The Federal Reserve informed on Monday that banks modestly loosened their lending standards for particular business loans over the past three months, but they still kept tight standards for consumer loans.
The Fed said that 12 percent of banks that responded to their recent survey had eased their standards to some extend on industrial and commercial loans. But, the survey discovered little change in the firm lending standards forced on consumer loans since the housing market crumpled.
With regards to the business loans, banks said the modest easing in standards portrayed a less uncertain economic outlook and raised competition from other banks to make business loans.
The survey run by Fed covered a total of 57 domestic banks that included all of the nation’s biggest institution. It represented the bulk of lending activity in the entire country.

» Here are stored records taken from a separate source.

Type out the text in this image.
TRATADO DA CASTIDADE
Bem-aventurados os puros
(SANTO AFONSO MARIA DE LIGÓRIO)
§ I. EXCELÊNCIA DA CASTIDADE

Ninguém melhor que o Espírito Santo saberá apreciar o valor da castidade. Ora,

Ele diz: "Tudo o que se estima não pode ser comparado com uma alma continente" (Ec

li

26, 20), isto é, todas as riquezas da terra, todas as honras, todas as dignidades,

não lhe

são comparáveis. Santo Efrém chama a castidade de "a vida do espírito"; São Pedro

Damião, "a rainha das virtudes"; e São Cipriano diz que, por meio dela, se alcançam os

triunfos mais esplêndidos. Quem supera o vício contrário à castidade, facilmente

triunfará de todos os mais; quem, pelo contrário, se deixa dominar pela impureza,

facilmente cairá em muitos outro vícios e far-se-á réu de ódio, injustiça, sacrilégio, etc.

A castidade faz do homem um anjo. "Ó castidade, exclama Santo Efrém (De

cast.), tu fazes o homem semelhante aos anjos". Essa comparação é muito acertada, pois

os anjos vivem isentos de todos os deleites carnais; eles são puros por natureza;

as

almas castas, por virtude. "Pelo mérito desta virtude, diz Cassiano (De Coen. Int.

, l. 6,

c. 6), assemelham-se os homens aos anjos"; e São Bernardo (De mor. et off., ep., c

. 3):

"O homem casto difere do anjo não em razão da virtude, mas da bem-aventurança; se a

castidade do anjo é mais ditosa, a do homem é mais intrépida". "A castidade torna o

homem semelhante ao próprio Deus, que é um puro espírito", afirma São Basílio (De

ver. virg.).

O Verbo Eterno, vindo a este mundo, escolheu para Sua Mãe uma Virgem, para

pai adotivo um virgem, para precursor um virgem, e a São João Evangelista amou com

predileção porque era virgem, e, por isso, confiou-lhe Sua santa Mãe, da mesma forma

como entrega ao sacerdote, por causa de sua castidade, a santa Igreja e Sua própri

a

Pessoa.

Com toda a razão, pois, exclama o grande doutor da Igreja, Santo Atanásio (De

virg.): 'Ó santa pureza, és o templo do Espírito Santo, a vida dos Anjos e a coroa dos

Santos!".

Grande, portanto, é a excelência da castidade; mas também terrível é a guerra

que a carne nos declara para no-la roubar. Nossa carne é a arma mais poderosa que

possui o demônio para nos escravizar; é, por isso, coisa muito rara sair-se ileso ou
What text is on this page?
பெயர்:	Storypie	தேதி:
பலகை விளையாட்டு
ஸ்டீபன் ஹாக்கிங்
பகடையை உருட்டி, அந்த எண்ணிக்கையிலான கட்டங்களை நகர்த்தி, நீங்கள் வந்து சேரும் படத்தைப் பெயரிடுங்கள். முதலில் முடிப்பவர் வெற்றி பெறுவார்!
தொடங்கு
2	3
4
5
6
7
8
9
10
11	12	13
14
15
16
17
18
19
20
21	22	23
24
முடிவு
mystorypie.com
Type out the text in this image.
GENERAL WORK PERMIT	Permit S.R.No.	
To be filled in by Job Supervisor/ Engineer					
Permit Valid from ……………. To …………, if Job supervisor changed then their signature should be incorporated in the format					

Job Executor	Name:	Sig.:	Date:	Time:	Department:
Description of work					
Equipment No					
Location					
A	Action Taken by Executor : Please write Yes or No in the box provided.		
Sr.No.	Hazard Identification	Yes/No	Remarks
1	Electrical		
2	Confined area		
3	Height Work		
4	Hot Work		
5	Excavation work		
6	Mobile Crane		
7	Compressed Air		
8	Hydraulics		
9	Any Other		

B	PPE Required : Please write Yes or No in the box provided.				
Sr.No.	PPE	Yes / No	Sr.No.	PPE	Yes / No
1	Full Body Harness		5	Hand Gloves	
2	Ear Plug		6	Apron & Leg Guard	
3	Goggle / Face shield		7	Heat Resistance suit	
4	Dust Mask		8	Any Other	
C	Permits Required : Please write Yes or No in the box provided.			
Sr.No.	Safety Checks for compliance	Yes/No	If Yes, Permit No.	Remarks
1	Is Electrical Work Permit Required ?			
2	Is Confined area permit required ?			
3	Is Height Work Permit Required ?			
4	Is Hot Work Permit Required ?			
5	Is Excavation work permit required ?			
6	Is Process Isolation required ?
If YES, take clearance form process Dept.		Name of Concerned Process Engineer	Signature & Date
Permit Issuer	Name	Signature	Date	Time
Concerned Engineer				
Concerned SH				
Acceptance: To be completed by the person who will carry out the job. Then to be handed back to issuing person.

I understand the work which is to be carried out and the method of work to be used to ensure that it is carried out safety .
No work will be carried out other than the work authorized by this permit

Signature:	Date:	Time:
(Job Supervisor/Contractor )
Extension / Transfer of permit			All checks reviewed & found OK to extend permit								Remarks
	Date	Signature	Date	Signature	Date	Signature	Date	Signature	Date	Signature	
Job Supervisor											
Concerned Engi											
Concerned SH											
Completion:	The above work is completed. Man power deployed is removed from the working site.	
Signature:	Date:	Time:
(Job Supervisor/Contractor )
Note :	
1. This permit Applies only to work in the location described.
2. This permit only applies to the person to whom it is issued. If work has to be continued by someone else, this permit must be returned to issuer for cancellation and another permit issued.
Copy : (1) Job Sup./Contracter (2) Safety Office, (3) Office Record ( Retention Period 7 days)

Forty-nine banks said their policies on commercial and industrial lending were unchanged. One bank said it had slightly tightened their standards while seven banks, or 12 percent, said they had somewhat eased their lending standards.
Many small businesses have complained that the $700 billion financial bailout the government sponsored did not succeed in protecting them from being cut off from their normal lines of bank credit.
The bailout program was supposed to provide sufficient capital for banks to allow them to continue lending even as the country fell into recession.
But banks that were faced with increasing loan losses remarkably tightened their standards. That has dragged the overall economy as it caused depression on consumers, as well as business borrowing.
Banks had firmly tightened their lending standards for business and consumer loans during the peak of financial crisis in 2008. Even with loosening of loan standards for the past year, it is still much difficult to get a loan than before the crisis.